Once I’m finished with Final Fantasy VIII, I’ll likely go back and play VII, IX, and other classic Action RPGs I never got around to like The Legend of Dragoon, Arc The Lad, Xenogears, Grandia, Wild Arms, and others. I just hope Sony continues releasing PSone Classic titles to the PSP and PS Vita handhelds with each new patch.
Honestly, I haven’t played Call of Duty Black Ops: Declassified more than 5 minutes and many of the pre-installed apps are just lame. I’ve considered picking up Persona 4 and Uncharted, but those are the only two PlayStation Vita games that are even on my radar.
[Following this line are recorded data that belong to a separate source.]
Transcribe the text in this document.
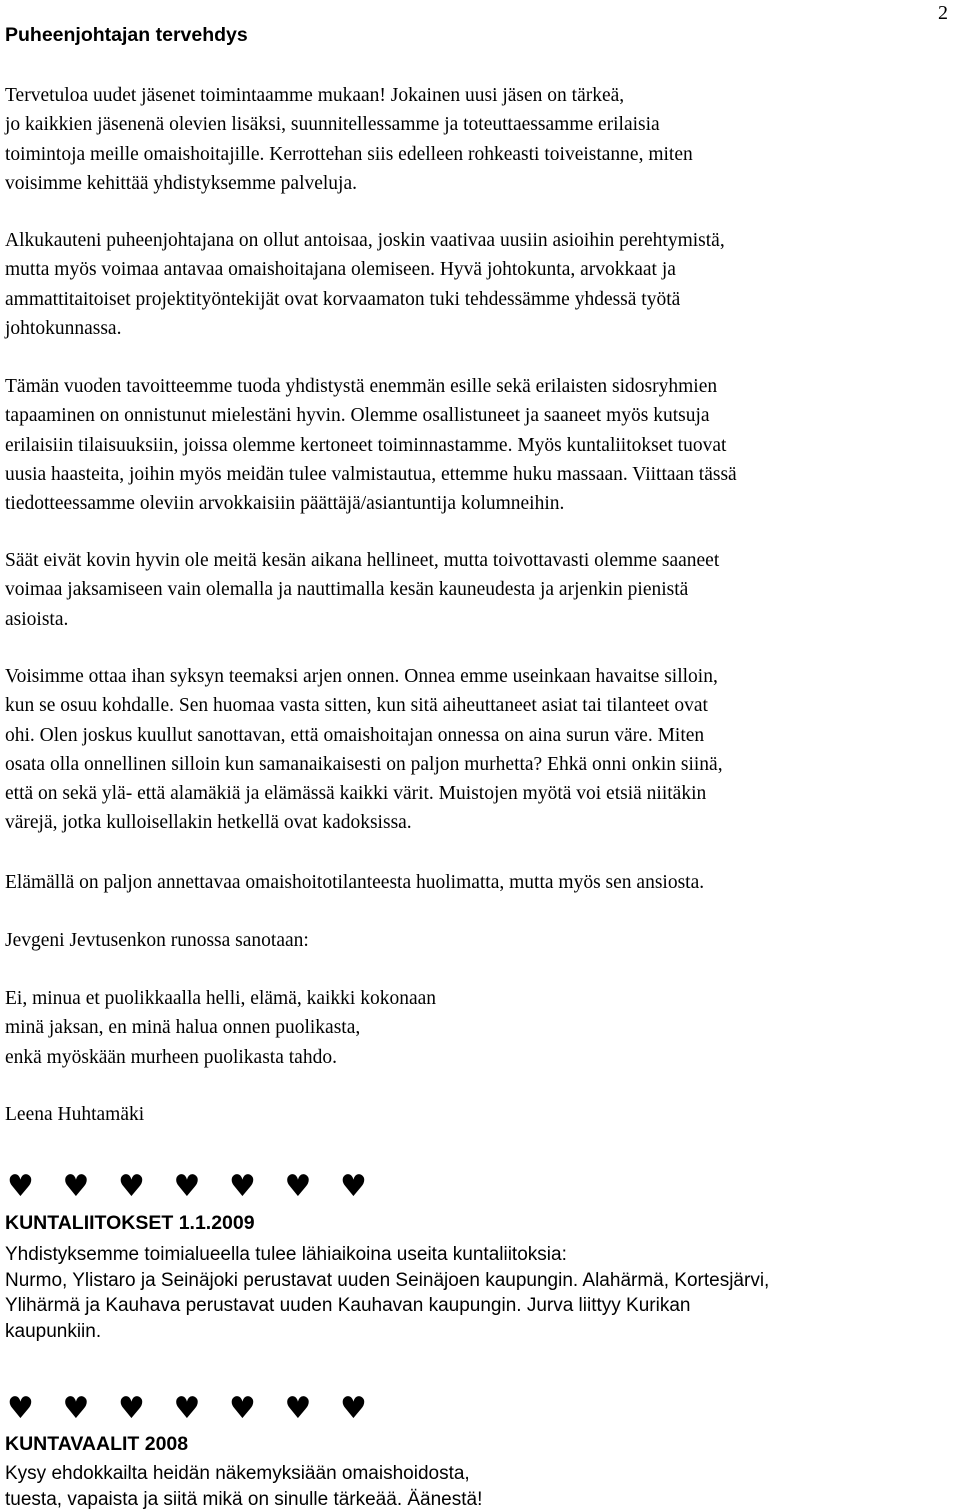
2
Puheenjohtajan tervehdys

Tervetuloa uudet jäsenet toimintaamme mukaan! Jokainen uusi jäsen on tärkeä,
jo kaikkien jäsenenä olevien lisäksi, suunnitellessamme ja toteuttaessamme erilaisia
toimintoja meille omaishoitajille. Kerrottehan siis edelleen rohkeasti toiveistanne, miten
voisimme kehittää yhdistyksemme palveluja.

Alkukauteni puheenjohtajana on ollut antoisaa, joskin vaativaa uusiin asioihin perehtymistä,
mutta myös voimaa antavaa omaishoitajana olemiseen. Hyvä johtokunta, arvokkaat ja
ammattitaitoiset projektityöntekijät ovat korvaamaton tuki tehdessämme yhdessä työtä
johtokunnassa.

Tämän vuoden tavoitteemme tuoda yhdistystä enemmän esille sekä erilaisten sidosryhmien
tapaaminen on onnistunut mielestäni hyvin. Olemme osallistuneet ja saaneet myös kutsuja
erilaisiin tilaisuuksiin, joissa olemme kertoneet toiminnastamme. Myös kuntaliitokset tuovat
uusia haasteita, joihin myös meidän tulee valmistautua, ettemme huku massaan. Viittaan tässä
tiedotteessamme oleviin arvokkaisiin päättäjä/asiantuntija kolumneihin.

Säät eivät kovin hyvin ole meitä kesän aikana hellineet, mutta toivottavasti olemme saaneet
voimaa jaksamiseen vain olemalla ja nauttimalla kesän kauneudesta ja arjenkin pienistä
asioista.

Voisimme ottaa ihan syksyn teemaksi arjen onnen. Onnea emme useinkaan havaitse silloin,
kun se osuu kohdalle. Sen huomaa vasta sitten, kun sitä aiheuttaneet asiat tai tilanteet ovat
ohi. Olen joskus kuullut sanottavan, että omaishoitajan onnessa on aina surun väre. Miten
osata olla onnellinen silloin kun samanaikaisesti on paljon murhetta? Ehkä onni onkin siinä,
että on sekä ylä- että alamäkiä ja elämässä kaikki värit. Muistojen myötä voi etsiä niitäkin
värejä, jotka kulloisellakin hetkellä ovat kadoksissa.

Elämällä on paljon annettavaa omaishoitotilanteesta huolimatta, mutta myös sen ansiosta.

Jevgeni Jevtusenkon runossa sanotaan:

Ei, minua et puolikkaalla helli, elämä, kaikki kokonaan
minä jaksan, en minä halua onnen puolikasta,
enkä myöskään murheen puolikasta tahdo.

Leena Huhtamäki

♥ ♥ ♥ ♥ ♥ ♥ ♥
KUNTALIITOKSET 1.1.2009

Yhdistyksemme toimialueella tulee lähiaikoina useita kuntaliitoksia:
Nurmo, Ylistaro ja Seinäjoki perustavat uuden Seinäjoen kaupungin. Alahärmä, Kortesjärvi,
Ylihärmä ja Kauhava perustavat uuden Kauhavan kaupungin. Jurva liittyy Kurikan
kaupunkiin.

♥ ♥ ♥ ♥ ♥ ♥ ♥
KUNTAVAALIT 2008

Kysy ehdokkailta heidän näkemyksiään omaishoidosta,
tuesta, vapaista ja siitä mikä on sinulle tärkeää. Äänestä!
However, I’m anxiously awaiting the remastered version of Final Fantasy X tentatively titled, “Final Fantasy X HD” that has been confirmed, although recent news and a release date remain undisclosed.
What do you play on your PlayStation Vita? Have any PSone Classics recommendations? Let me know your favorites in the comments section and I’ll consider picking them up. Meanwhile, good luck and have fun; I know I will.
Can’t wait! Square Enix never fails to amaze me. Did you know that June 15th is also the day of Sony’s E3 press conference? If you can recall, Final Fantasy VII came out on PlayStation Network the same exact way – except it was announced during the conference and made available that same day.
I didn’t know that, but I’m sure excited for it! Looking forward to playing Final Fantasy X on my PS Vita here soon.